Lesepredigt 3.So.n. Epiphanias

24.02.2021
Predigt zu Rut 8,19a
Roland Liebenberg


Lasst uns Mensch sein


Rut zieht mit Noomi nach Bethlehem

Der Predigttext für den heutigen Sonntag ist dem Buch Rut entnommen, liebe Gemeinde. Im ersten Kapitel wird die Flucht aus Bethlehem von Elimelech und Noomi und deren Söhne Machlon und Kiljon erzählt. Sie zogen nach Moab, weil in Juda eine Hungersnot ausgebrochen war. Nach dem Tod von Elilemelech heirateten Noomis Söhne moabitische Frauen. Als auch ihre Söhne starben, entschied sich Noomi nach Bethlehem zurückzukehren.

Ihre Schwiegertöchter will sie entlassen, damit sie zu ihren Familien zurückkehren können. Geht hin und kehrt um, sagte sie zu Orpa und Rut, eine jede ins Haus ihrer Mutter! Der Herr tue an euch Barmherzigkeit, wie ihr an den Toten und an mir getan habt.

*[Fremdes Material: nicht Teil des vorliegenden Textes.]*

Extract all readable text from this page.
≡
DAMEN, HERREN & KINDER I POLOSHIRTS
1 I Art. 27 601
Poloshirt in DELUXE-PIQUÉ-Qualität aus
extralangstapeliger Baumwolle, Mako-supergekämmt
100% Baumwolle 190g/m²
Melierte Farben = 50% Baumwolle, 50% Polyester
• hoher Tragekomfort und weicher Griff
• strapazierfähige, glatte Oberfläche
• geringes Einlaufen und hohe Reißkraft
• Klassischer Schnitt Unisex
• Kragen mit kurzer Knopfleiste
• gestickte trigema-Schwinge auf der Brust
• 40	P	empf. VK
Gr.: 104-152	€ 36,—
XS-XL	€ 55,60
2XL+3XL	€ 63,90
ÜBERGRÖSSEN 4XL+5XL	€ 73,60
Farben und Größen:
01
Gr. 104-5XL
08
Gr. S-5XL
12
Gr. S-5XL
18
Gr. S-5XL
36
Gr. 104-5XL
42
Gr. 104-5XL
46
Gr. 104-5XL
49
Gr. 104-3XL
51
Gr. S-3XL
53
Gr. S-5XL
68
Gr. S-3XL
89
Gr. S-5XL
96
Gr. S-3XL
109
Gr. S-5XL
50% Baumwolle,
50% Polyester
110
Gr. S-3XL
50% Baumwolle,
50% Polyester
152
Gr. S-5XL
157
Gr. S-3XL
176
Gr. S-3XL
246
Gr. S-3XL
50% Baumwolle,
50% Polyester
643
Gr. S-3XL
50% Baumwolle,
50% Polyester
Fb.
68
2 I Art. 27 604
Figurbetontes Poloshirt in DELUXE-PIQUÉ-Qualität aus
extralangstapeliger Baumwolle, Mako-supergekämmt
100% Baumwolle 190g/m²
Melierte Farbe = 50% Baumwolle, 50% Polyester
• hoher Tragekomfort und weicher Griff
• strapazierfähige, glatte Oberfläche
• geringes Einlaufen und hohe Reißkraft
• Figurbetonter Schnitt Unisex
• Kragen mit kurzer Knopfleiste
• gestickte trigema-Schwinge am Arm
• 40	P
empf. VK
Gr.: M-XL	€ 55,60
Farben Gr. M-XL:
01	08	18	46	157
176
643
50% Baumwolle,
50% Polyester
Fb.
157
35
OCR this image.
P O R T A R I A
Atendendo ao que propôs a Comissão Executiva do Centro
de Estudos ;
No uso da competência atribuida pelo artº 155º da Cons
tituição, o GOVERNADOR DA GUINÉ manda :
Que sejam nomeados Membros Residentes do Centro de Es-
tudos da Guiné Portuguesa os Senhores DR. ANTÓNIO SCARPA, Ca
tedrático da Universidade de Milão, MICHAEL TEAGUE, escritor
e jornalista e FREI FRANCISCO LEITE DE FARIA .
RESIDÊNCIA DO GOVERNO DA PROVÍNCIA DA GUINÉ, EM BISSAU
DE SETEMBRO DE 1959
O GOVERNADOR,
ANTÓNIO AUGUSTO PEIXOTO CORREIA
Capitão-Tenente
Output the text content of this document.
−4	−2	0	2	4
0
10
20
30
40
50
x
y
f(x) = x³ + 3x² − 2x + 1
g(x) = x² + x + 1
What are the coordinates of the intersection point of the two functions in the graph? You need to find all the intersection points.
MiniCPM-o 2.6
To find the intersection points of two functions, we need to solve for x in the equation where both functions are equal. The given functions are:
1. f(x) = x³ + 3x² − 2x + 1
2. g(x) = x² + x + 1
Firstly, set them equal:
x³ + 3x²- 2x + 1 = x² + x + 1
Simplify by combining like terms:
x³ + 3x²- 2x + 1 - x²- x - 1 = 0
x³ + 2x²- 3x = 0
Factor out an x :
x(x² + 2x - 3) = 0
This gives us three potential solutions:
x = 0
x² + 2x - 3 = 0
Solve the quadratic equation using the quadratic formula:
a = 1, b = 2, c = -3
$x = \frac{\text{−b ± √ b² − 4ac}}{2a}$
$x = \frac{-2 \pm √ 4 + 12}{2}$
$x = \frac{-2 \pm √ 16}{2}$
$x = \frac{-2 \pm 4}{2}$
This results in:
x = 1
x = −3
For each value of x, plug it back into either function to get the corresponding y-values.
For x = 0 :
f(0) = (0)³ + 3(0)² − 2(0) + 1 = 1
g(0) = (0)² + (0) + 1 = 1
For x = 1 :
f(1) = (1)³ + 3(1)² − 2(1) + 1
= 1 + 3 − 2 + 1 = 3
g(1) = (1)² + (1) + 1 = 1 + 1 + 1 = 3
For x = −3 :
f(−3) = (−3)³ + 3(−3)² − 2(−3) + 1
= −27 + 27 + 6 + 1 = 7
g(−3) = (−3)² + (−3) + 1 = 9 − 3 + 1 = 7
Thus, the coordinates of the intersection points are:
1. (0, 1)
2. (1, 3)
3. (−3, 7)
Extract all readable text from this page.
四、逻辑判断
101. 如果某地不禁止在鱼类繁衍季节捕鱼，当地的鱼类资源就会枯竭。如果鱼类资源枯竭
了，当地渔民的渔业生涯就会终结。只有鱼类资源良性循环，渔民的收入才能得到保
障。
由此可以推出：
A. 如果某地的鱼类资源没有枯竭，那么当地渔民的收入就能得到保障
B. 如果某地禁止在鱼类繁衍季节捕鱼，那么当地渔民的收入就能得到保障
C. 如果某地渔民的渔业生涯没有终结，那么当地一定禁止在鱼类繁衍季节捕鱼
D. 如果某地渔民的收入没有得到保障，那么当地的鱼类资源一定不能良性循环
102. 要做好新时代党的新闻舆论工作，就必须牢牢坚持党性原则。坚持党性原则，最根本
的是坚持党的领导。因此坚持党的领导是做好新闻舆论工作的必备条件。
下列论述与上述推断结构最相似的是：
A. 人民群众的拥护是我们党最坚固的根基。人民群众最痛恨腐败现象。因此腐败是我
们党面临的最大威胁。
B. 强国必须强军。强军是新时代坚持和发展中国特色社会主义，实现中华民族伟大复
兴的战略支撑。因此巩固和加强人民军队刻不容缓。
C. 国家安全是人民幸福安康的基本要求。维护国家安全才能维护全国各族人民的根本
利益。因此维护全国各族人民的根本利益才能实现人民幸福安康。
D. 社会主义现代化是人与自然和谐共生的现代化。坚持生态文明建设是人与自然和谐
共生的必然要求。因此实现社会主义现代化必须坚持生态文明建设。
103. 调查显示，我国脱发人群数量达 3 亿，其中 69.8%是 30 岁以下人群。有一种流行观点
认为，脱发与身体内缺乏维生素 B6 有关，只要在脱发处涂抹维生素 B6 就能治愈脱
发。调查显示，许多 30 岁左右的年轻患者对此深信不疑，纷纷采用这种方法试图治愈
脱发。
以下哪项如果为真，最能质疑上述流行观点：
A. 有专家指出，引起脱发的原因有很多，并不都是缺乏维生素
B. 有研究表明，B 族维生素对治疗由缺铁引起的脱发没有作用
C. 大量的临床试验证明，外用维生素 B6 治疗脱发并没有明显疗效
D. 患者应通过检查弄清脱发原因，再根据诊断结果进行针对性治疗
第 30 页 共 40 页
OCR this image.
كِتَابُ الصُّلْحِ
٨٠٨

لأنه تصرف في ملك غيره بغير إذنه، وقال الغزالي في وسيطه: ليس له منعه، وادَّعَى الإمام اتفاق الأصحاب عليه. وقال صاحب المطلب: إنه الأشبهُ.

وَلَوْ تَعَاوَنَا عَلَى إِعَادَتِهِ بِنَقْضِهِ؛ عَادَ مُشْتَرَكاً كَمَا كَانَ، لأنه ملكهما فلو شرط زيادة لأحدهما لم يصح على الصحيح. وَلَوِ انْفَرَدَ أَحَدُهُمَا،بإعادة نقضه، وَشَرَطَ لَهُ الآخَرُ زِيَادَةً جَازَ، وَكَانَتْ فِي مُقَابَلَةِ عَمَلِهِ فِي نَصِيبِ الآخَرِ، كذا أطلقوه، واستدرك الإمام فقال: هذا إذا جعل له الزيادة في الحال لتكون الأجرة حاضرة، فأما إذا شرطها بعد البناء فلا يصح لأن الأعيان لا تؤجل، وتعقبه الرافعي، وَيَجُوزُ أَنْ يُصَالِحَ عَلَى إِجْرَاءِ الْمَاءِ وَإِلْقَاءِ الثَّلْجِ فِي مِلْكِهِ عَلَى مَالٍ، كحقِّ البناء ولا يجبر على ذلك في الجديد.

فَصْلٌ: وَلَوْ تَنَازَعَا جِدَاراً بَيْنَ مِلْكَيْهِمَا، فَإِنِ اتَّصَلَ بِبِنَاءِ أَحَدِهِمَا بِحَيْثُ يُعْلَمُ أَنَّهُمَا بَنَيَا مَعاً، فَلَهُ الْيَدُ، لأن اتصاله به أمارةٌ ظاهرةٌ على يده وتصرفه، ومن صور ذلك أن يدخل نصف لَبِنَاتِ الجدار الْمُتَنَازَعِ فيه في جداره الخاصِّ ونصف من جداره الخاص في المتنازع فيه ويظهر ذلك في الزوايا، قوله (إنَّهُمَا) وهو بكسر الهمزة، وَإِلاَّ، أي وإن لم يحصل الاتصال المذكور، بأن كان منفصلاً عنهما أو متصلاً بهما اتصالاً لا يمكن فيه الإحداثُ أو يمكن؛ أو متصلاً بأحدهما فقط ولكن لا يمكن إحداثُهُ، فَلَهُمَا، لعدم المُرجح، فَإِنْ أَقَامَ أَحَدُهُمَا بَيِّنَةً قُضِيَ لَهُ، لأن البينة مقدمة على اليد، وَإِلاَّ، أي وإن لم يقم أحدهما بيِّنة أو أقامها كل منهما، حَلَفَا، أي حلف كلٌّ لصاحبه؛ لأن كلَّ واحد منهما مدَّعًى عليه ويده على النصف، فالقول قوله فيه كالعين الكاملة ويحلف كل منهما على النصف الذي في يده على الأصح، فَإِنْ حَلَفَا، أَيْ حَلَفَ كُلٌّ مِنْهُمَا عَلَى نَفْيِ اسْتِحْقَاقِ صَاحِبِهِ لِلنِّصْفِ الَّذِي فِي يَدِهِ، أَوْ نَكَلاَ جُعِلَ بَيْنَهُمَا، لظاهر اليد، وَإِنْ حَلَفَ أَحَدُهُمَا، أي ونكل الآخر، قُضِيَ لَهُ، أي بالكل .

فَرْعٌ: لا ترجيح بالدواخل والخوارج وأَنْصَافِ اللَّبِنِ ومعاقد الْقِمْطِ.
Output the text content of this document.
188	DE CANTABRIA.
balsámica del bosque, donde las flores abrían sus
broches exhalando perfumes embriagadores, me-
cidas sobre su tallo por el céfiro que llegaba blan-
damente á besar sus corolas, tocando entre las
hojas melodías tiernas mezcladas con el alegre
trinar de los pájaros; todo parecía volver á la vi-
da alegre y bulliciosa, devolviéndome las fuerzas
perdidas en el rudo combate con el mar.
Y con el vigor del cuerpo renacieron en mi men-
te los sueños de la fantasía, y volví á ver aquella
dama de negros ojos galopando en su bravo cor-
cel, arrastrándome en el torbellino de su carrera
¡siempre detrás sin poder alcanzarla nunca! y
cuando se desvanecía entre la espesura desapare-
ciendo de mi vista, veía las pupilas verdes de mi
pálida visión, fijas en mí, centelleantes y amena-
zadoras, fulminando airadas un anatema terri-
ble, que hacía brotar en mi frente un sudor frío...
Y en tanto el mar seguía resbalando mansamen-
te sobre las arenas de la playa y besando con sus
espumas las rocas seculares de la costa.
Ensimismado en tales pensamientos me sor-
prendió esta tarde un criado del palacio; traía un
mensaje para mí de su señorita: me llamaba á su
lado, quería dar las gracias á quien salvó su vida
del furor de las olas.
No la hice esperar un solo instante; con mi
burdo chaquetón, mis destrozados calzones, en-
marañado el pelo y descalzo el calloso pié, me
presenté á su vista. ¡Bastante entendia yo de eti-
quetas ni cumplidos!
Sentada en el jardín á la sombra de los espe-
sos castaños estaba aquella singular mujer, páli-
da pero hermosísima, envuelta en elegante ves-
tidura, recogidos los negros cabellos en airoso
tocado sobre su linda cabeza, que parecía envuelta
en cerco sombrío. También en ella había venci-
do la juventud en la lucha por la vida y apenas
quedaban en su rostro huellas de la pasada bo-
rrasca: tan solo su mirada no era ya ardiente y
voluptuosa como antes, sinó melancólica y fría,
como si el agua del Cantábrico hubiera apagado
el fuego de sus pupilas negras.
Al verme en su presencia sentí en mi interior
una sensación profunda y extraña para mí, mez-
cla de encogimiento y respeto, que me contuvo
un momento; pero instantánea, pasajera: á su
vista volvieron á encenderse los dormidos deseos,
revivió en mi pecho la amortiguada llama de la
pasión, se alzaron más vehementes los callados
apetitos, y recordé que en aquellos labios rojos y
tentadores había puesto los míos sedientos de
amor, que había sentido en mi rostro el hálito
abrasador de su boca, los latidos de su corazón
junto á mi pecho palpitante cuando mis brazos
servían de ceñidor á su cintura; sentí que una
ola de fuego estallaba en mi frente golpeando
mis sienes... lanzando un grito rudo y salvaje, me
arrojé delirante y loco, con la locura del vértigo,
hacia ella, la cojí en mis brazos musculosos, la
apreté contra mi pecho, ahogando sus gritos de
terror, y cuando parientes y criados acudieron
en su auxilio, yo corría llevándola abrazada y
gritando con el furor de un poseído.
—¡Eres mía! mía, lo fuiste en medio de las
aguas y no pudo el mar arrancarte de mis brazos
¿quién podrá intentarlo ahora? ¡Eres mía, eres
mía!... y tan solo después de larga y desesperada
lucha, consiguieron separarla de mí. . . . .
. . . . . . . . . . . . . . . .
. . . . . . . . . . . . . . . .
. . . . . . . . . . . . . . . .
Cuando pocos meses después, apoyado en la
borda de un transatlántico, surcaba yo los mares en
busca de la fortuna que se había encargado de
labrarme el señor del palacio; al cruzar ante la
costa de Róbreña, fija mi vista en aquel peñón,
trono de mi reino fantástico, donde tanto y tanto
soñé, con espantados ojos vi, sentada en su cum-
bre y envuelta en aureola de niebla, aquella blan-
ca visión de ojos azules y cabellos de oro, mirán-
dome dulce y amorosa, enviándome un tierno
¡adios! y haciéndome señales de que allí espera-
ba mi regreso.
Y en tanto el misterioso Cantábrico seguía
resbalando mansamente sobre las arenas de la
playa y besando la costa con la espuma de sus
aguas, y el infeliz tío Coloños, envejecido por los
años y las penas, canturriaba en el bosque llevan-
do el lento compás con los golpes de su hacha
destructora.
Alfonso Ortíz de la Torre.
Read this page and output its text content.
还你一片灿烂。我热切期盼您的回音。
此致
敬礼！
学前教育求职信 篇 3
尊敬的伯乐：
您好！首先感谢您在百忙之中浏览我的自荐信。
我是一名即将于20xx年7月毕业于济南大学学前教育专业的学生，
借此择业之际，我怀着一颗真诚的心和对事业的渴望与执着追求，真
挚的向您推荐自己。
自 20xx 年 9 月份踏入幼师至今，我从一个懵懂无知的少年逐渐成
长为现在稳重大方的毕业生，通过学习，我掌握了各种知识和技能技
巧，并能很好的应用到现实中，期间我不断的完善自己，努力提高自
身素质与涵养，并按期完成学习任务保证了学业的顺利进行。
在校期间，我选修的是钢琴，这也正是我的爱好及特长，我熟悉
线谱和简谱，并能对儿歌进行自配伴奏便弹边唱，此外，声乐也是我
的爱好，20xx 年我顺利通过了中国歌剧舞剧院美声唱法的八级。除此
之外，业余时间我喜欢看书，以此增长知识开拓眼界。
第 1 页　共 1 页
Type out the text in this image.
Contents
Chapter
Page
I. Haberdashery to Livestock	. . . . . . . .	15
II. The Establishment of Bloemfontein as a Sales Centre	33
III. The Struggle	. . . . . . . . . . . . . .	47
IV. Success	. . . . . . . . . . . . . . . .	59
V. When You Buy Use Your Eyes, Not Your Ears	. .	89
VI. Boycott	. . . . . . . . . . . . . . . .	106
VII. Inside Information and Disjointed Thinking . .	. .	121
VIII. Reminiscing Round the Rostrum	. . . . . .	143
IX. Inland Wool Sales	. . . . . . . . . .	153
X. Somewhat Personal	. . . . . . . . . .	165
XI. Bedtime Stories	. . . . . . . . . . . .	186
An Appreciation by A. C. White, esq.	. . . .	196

Der Herr gebe euch, dass ihr Ruhe findet, eine jede in ihres Mannes Hause! Und sie küsste sie.

Da erhoben sie ihre Stimme und weinten und sprachen zu ihr: Wir wollen mit dir zu deinem Volk gehen. Aber Noomi sprach: Kehrt um, meine Töchter! Warum wollt ihr mit mir gehen? Wie kann ich noch einmal Kinder in meinem Schoße haben, die eure Männer werden könnten? Kehrt um, meine Töchter, und geht hin; denn ich bin nun zu alt, um wieder einem Mann zu gehören. Und wenn ich dächte, ich habe noch Hoffnung, und diese Nacht einem Mann gehörte und Söhne gebären würde, wolltet ihr warten, bis sie groß würden? Wolltet ihr euch einschließen und keinem Mann gehören? Nicht doch, meine Töchter! Mein Los ist zu bitter für euch, denn des Herrn Hand hat mich getroffen.

Da erhoben sie ihre Stimme und weinten noch mehr. Und Orpa küsste ihre Schwiegermutter. Rut aber ließ nicht von ihr. Noomi aber sprach: Siehe, deine Schwägerin ist umgekehrt zu ihrem Volk und ihrem Gott; kehre auch du um, deiner Schwägerin nach. Rut antwortete: Bedränge mich nicht, dass ich dich verlassen und umkehren sollte. Wo du hingehst, da will ich auch hingehen; wo du bleibst, da bleibe ich auch. Dein Volk ist mein Volk und dein Gott ist mein Gott. Wo du stirbst, da sterbe ich auch, da will auch ich begraben werden. Der Herr tue mir dies und das, nur der Tod wird mich von dir scheiden.

Als Noomi nun sah, dass Rut festen Sinnes war, mit ihr zu gehen, ließ sie ab, ihr zuzureden. So gingen die beiden miteinander, bis sie nach Bethlehem kamen.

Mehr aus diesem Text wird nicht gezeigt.